ChartThinker: A Contextual Chain-of-Thought Approach to Optimized Chart Summarization
Mengsha Liu, Daoyuan Chen, Yaliang Li, Guian Fang, Ying Shen
TL;DR
ChartThinker tackles chart summarization by integrating a context-enhanced chain-of-thought (CoT) reasoning paradigm with retrieval-augmented context. It introduces Chart-Sum-QA, a large-scale dataset of chart-caption pairs and instruction-question data, and a ChartThinker architecture featuring a CLIP-based image encoder, a chart parsing module, a retrieval library, and an Idefics-based CoT generator. Through extensive automatic and human evaluations, ChartThinker outperforms eight state-of-the-art baselines across seven metrics, demonstrating improved factual matching and reasoning. The work provides public data and code, and establishes a practical framework for robust, interpretable chart narration that can benefit visualization analysis and downstream decision-making.
Abstract
Data visualization serves as a critical means for presenting data and mining its valuable insights. The task of chart summarization, through natural language processing techniques, facilitates in-depth data analysis of charts. However, there still are notable deficiencies in terms of visual-language matching and reasoning ability for existing approaches. To address these limitations, this study constructs a large-scale dataset of comprehensive chart-caption pairs and fine-tuning instructions on each chart.

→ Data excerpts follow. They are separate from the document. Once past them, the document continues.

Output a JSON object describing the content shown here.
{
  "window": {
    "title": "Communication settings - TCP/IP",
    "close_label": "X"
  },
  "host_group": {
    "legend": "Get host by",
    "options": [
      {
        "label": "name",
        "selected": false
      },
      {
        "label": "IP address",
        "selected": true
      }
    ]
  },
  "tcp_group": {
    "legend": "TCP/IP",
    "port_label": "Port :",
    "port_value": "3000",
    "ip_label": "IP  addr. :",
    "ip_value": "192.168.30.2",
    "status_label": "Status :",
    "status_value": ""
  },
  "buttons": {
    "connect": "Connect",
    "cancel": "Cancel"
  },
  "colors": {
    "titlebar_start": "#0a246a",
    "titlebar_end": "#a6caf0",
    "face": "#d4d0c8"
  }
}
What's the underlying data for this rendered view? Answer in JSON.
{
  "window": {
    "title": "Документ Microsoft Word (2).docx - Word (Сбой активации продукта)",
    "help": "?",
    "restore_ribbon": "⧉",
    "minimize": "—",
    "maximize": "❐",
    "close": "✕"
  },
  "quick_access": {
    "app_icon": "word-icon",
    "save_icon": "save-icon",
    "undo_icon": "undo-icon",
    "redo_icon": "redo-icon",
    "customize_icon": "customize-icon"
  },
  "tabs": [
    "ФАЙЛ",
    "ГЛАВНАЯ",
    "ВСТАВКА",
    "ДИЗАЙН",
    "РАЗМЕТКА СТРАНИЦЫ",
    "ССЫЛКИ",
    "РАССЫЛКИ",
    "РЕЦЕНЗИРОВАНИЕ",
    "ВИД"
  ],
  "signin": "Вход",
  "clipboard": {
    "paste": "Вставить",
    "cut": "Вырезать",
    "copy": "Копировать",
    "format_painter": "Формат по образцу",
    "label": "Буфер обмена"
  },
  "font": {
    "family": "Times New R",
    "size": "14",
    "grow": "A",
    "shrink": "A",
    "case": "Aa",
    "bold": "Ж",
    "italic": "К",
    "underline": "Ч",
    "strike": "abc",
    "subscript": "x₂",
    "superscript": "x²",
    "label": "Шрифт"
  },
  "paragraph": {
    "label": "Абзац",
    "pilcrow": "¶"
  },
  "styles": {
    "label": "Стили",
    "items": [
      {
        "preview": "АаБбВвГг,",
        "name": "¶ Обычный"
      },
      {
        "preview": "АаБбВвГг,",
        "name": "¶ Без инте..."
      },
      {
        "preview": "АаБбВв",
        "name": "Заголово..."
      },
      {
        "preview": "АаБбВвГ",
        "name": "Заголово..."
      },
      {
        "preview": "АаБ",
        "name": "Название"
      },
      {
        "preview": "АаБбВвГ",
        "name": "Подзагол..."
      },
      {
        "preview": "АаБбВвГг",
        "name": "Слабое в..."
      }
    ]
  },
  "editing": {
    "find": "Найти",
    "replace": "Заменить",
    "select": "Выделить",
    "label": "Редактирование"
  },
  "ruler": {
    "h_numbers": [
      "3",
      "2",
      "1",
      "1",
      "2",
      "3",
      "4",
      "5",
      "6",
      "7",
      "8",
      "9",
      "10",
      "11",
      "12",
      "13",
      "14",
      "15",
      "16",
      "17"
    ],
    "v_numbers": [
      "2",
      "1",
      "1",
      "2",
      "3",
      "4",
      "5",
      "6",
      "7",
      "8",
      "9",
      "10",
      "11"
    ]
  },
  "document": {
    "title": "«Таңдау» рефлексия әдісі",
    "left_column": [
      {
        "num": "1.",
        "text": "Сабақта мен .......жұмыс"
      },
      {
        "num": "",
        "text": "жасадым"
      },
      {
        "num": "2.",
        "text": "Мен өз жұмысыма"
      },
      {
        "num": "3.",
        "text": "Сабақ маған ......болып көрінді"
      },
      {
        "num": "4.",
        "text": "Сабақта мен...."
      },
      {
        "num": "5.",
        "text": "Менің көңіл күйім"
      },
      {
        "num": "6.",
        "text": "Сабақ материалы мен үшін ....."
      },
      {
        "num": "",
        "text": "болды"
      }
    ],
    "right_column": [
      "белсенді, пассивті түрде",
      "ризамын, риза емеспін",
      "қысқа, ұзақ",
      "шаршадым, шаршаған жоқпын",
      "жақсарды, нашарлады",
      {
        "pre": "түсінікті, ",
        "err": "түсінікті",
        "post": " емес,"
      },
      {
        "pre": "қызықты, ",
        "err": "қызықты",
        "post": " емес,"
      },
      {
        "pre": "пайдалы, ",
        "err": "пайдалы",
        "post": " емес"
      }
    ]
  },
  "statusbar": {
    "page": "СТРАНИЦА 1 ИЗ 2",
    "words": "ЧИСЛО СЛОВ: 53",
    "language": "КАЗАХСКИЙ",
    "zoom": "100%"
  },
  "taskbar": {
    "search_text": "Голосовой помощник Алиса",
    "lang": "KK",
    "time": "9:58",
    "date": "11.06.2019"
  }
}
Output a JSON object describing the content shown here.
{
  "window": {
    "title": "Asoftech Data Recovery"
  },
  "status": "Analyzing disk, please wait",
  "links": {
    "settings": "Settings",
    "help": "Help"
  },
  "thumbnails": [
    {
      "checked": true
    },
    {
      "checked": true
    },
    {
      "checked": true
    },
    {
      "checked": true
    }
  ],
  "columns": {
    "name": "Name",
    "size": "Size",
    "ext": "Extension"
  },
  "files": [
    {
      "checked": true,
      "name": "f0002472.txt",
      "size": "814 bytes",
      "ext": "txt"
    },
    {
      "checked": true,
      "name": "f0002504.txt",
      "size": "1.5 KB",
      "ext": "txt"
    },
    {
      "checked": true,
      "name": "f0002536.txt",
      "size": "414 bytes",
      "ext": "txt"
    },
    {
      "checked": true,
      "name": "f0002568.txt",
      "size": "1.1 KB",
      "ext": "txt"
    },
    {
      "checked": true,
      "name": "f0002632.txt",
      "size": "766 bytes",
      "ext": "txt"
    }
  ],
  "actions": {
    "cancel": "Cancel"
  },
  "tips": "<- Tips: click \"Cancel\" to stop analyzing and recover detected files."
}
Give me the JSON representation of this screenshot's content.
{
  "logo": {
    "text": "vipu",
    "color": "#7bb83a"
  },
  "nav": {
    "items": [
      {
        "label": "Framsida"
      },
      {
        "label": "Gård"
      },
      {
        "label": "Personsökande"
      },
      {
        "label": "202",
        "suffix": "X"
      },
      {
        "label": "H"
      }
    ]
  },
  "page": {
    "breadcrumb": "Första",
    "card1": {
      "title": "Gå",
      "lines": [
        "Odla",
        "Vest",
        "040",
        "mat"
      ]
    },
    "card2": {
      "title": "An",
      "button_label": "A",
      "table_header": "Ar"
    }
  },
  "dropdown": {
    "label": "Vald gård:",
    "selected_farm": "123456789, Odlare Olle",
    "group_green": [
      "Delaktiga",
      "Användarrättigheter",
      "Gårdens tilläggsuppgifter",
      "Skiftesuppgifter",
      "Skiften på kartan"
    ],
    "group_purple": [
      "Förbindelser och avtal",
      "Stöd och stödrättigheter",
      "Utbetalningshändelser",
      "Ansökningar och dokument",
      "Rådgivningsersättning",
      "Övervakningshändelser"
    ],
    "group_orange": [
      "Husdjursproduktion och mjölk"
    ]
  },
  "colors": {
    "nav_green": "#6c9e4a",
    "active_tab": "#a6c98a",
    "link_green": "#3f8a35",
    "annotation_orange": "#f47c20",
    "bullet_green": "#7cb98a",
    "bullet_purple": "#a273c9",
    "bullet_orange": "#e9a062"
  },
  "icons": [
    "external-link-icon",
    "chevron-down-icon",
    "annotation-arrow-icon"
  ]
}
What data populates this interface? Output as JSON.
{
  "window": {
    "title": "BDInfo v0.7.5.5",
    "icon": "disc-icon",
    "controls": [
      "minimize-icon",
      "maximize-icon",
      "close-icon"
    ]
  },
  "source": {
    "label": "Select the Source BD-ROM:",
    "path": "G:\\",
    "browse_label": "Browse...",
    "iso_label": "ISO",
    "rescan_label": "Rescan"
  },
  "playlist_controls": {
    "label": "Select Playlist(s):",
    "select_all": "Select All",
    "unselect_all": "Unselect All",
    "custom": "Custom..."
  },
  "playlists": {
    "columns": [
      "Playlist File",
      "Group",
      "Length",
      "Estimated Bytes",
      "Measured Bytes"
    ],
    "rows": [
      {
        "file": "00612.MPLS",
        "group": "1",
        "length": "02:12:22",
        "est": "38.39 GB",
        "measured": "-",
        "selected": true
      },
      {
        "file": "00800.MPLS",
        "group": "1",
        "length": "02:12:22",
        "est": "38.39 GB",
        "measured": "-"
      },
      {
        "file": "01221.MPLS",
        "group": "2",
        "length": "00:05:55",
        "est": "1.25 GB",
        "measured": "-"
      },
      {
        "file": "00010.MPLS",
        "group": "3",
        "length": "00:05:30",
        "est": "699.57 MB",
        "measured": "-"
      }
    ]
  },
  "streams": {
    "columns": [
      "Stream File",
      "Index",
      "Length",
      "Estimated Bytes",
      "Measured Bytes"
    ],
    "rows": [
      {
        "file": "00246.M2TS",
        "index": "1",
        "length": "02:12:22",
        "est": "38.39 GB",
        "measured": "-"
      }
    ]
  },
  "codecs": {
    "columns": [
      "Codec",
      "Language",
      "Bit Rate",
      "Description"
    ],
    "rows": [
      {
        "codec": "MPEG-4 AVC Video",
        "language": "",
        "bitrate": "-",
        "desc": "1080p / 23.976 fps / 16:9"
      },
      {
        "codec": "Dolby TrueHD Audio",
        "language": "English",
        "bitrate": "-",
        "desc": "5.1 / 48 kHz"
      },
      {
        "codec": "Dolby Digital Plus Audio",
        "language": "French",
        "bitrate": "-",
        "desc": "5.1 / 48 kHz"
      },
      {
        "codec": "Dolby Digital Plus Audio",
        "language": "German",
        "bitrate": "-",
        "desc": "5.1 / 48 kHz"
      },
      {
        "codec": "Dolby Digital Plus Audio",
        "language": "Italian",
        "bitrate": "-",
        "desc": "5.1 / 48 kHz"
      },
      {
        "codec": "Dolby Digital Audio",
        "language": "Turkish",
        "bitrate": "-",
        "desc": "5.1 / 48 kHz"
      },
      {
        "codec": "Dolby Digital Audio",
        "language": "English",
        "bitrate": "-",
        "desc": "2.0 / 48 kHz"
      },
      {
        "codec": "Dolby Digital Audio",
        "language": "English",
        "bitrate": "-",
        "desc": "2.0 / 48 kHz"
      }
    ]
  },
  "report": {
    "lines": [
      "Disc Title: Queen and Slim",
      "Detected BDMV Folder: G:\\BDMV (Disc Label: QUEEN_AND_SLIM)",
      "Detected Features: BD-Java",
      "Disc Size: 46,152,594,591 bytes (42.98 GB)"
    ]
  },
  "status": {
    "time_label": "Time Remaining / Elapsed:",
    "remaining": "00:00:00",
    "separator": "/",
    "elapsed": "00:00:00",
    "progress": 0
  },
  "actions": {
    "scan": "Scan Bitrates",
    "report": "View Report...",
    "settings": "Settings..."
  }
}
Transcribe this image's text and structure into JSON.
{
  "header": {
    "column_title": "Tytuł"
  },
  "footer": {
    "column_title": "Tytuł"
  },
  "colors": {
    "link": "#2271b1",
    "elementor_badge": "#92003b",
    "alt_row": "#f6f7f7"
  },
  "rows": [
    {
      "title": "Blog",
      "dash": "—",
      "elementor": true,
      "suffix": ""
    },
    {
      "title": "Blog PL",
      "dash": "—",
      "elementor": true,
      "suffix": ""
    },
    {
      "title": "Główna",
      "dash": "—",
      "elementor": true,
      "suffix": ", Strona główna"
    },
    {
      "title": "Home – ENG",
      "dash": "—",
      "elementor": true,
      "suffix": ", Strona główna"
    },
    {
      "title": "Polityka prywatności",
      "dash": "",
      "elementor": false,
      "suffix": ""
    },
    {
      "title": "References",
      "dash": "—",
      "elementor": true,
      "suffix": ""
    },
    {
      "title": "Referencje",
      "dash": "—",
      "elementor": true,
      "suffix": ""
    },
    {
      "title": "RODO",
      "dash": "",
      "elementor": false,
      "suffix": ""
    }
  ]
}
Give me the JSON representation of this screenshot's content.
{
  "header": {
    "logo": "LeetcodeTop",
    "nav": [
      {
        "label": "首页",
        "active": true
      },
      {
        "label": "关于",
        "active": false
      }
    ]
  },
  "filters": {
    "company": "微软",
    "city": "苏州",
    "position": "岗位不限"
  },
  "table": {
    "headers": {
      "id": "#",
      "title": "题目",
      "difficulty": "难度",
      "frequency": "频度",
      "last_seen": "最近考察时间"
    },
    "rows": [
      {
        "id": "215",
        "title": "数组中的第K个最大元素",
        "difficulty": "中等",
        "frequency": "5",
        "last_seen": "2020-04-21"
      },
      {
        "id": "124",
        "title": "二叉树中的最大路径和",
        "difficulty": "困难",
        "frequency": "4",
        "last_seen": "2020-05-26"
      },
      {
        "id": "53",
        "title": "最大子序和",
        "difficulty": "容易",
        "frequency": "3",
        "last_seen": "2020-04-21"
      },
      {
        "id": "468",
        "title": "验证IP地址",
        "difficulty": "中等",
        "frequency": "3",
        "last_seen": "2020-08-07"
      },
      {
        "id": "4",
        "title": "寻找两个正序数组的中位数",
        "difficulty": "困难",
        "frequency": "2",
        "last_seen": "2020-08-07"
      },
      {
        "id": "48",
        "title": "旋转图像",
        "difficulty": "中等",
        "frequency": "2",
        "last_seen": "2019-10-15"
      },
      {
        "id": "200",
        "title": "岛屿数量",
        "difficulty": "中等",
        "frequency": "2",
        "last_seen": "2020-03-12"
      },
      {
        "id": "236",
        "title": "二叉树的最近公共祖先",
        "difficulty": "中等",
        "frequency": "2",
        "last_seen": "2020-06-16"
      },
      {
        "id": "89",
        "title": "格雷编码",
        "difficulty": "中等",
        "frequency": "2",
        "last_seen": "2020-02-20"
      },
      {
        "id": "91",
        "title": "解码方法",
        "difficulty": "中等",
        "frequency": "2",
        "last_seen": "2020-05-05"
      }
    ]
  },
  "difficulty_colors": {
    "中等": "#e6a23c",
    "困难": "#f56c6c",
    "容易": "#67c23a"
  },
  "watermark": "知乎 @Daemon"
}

Thanks to the broad coverage of various topics and visual styles within this dataset, better matching degree can be achieved from the view of training data. Moreover, we propose an innovative chart summarization method, ChartThinker, which synthesizes deep analysis based on chains of thought and strategies of context retrieval, aiming to improve the logical coherence and accuracy of the generated summaries. Built upon the curated datasets, our trained model consistently exhibits superior performance in chart summarization tasks, surpassing 8 state-of-the-art models over 7 evaluation metrics. Our dataset and codes are publicly accessible.